As an older man, Lomax obsessed over the order and operation of England’s railways, to the extent that he can hop between platforms to the one that most suits his travels when his original trip is delayed. Coasting through the countryside on the train one morning, in a shabby coat, he chats with Patti (Nicole Kidman, hardly used), and falls in love with her. After they marry and move in together, Lomax’s repressed feelings of his life at war begin to show, which makes Patti distraught.
Lomax was a captive of the Japanese Army who was forced to work on the Thai-Burma Railway in the early 1940s. When the camera positions us in Lomax’s perspective as his psyche drifts from lying in his ordinary bedroom to a vivid, nightmarish vision of Japanese officers beating him and throwing him into a shed, the sequence is startling. However, haunting moments where the audience can envision the brutality and resilience Lomax met as a prisoner of war are kept to a minimum. Both Firth and Irvine are forced to carry much of the weight of the anguish of their experience on their faces.

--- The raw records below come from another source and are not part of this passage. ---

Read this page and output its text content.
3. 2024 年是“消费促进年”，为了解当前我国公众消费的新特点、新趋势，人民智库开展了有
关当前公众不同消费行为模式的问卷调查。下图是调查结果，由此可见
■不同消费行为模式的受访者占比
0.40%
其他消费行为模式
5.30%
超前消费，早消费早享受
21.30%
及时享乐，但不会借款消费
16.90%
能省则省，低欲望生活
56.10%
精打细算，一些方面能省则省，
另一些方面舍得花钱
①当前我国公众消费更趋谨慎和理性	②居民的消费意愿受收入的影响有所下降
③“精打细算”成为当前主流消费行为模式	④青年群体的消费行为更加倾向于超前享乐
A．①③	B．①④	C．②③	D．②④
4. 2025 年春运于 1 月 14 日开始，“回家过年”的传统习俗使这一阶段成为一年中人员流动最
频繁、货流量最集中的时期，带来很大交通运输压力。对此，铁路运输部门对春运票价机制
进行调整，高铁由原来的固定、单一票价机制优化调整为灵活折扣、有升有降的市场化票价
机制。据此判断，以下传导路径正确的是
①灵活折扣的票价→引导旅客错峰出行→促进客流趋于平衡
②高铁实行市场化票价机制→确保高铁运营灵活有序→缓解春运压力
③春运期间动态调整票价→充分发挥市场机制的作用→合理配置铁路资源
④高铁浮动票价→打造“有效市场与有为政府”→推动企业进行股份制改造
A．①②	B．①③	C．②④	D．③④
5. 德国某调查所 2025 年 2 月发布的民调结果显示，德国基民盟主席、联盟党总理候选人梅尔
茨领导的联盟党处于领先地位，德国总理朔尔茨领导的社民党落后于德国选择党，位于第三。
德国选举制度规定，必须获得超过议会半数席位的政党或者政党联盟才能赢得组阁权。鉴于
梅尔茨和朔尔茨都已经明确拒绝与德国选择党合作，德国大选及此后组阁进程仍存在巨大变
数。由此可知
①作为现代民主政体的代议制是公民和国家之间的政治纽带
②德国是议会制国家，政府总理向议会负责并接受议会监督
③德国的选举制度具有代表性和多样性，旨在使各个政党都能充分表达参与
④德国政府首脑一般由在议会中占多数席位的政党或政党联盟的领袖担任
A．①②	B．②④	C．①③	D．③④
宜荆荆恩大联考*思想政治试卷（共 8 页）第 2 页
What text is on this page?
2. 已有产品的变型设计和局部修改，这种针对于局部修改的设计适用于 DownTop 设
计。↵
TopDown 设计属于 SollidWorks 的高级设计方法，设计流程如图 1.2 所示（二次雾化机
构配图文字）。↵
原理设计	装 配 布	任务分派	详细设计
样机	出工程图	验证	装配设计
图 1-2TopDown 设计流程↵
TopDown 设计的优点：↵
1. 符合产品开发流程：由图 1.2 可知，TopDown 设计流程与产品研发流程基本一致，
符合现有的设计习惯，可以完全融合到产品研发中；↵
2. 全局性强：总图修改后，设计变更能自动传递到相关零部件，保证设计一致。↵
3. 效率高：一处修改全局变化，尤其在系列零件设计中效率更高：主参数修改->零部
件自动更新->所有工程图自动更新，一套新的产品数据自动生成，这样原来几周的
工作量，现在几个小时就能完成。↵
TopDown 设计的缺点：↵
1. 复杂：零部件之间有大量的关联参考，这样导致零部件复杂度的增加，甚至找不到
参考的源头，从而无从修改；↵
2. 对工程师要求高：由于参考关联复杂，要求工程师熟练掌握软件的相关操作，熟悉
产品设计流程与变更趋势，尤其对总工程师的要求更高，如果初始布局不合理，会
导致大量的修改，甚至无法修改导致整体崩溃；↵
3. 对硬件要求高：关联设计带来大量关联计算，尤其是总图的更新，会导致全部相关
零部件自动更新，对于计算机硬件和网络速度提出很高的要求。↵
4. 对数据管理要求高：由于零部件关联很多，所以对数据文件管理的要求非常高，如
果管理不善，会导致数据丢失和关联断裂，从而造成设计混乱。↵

When Frank Cottrell Boyce and Andy Paterson’s script flashes back to Singapore as the younger Lomax comes to terms with his fate as a laborer, we get a sense of the soldier’s feelings. One expects the story will stick with him so that we can understand his relationships with British friends and Japanese foes. Peculiarly though, the script reveals little about his experience in internment.

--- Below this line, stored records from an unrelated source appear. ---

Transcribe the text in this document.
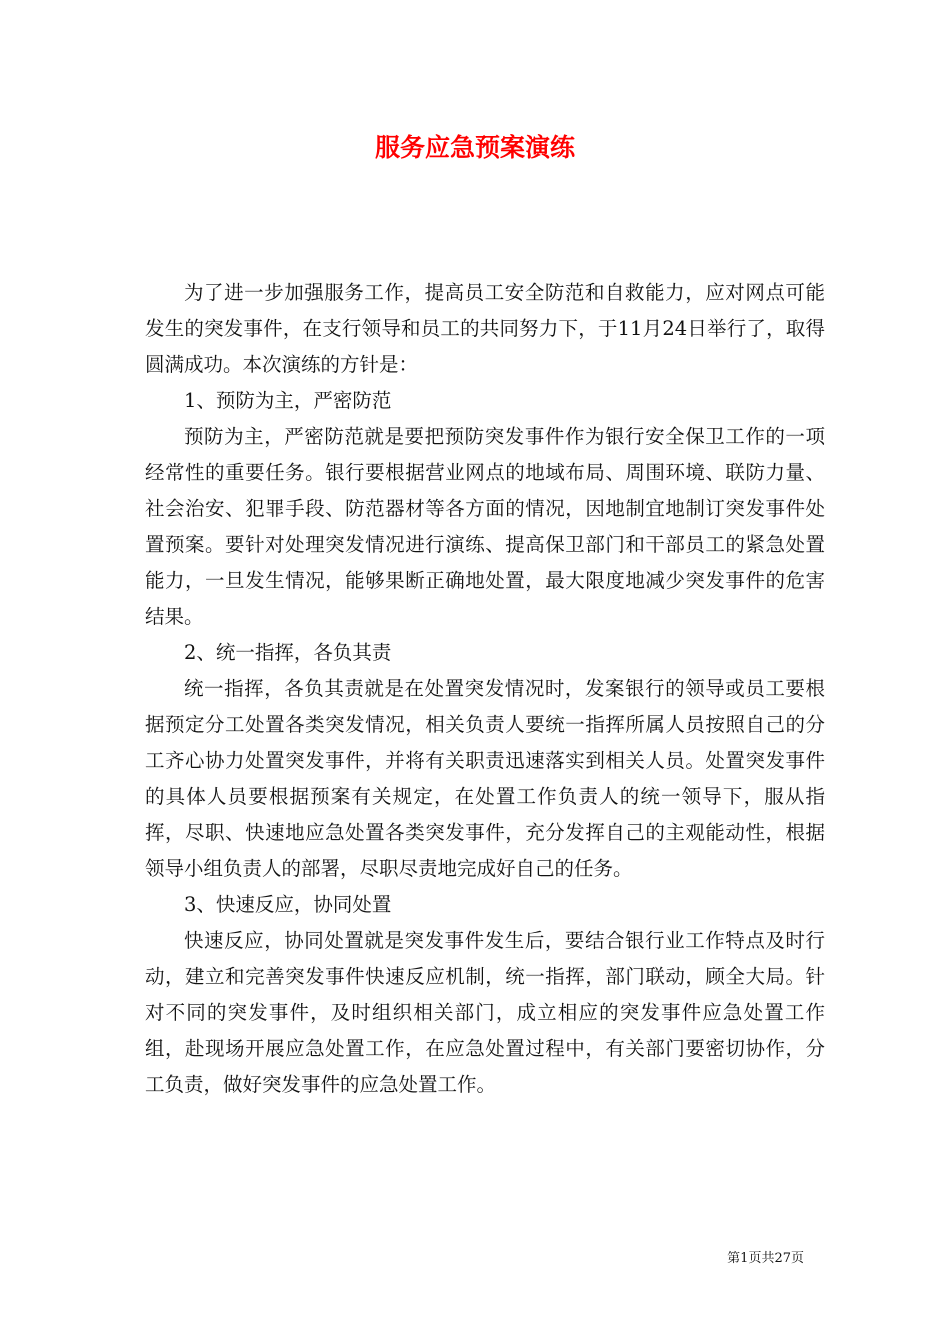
服务应急预案演练

为了进一步加强服务工作，提高员工安全防范和自救能力，应对网点可能发生的突发事件，在支行领导和员工的共同努力下，于11月24日举行了，取得圆满成功。本次演练的方针是：

1、预防为主，严密防范

预防为主，严密防范就是要把预防突发事件作为银行安全保卫工作的一项经常性的重要任务。银行要根据营业网点的地域布局、周围环境、联防力量、社会治安、犯罪手段、防范器材等各方面的情况，因地制宜地制订突发事件处置预案。要针对处理突发情况进行演练、提高保卫部门和干部员工的紧急处置能力，一旦发生情况，能够果断正确地处置，最大限度地减少突发事件的危害结果。

2、统一指挥，各负其责

统一指挥，各负其责就是在处置突发情况时，发案银行的领导或员工要根据预定分工处置各类突发情况，相关负责人要统一指挥所属人员按照自己的分工齐心协力处置突发事件，并将有关职责迅速落实到相关人员。处置突发事件的具体人员要根据预案有关规定，在处置工作负责人的统一领导下，服从指挥，尽职、快速地应急处置各类突发事件，充分发挥自己的主观能动性，根据领导小组负责人的部署，尽职尽责地完成好自己的任务。

3、快速反应，协同处置

快速反应，协同处置就是突发事件发生后，要结合银行业工作特点及时行动，建立和完善突发事件快速反应机制，统一指挥，部门联动，顾全大局。针对不同的突发事件，及时组织相关部门，成立相应的突发事件应急处置工作组，赴现场开展应急处置工作，在应急处置过程中，有关部门要密切协作，分工负责，做好突发事件的应急处置工作。

第1页共27页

The way that the screenwriters ration story and character information to the audience is more literary than filmic. Boyce and Paterson hold back on revealing the tragic events that befell a young Lomax until a sign from the present day appears – a hose to evoke his water boarding at the hands of the Japanese, for instance. In another moment, when the music wilts as Lomax dances with Patti, he thinks of the radio he built in the camp that was later confiscated by the Japanese, as they feared he was transmitting information with the enemy Chinese.
While that approach may work on the page, it is frustrating to watch a pained adult Lomax set out for retribution without knowing much about what happened to him. His wartime experiences, the focal point of the story, are parceled out in small bits throughout the running time, which sags and saunters its way to a safe conclusion.
Although the mystery of his past builds and is eventually answered, the momentum of the drama is too flat to keep an audience absorbed for long. As a result of holding back the past from the audience, much of the scenes between adult Lomax and Nagase are filled with lots of talking and description, which meanders and rarely registers since we don’t have the foresight of what they are referring to.
Structurally, The Railway Man is unstable. Dramatically, the film is also shaky and quite simplistic. The second half features the ugly confrontation between the traumatized old soldier and his captor, Nagase (Hiroyuki Sanada). Lomax’s reconnecting with an old foe does percolate his feelings of disgust, but the growth of his relationship with Nagase moving forward is rushed. The two comes to terms with the events of the past in a frustratingly pat and unconvincing way. To watch climactic meeting between the two men wrap up so quickly betrays the power of what makes this story of human redemption so remarkable.
Making things worse, Australian director Jonathan Teplitzky’s production is too safe. The scenes of what should be harrowing depictions of poor labor conditions and abusive behaviour are more fragile than frightening. Meanwhile, for a story concerned with one man’s coming to terms with his past and trying to find the humanity of the other side, The Railway Man avoids characterizing the Japanese soldiers in a muti-dimensional way, depicting them as little more than barbaric.
A wearied and wrinkled Colin Firth does all he can to bring Lomax’s traumatized state to light, but the strength of the role lies more in the performance than in his characterization. Irvine is similarly terrific, the passivity on his face showing his reluctance to not harm his oppressor – one that mirrors Firth’s exceptionally close when the story moves between times.
That being said, not even Irvine and Firth can save what is a dull take on a dark but compelling account of a corner of World War II that does not often receive a big-screen treatment. Safe and simplistic, The Railway Man does not do a fine job honouring the veteran who died in 2012, or the late Sanada, either. With the exception of some strong performance, the material lacks the feeling and depth that a tale about this kind of reconciliation deserves.
A war veteran’s compelling confrontation of his life in a POW camp is brought to life with insipid pacing and mawkish storytelling in The Railway Man.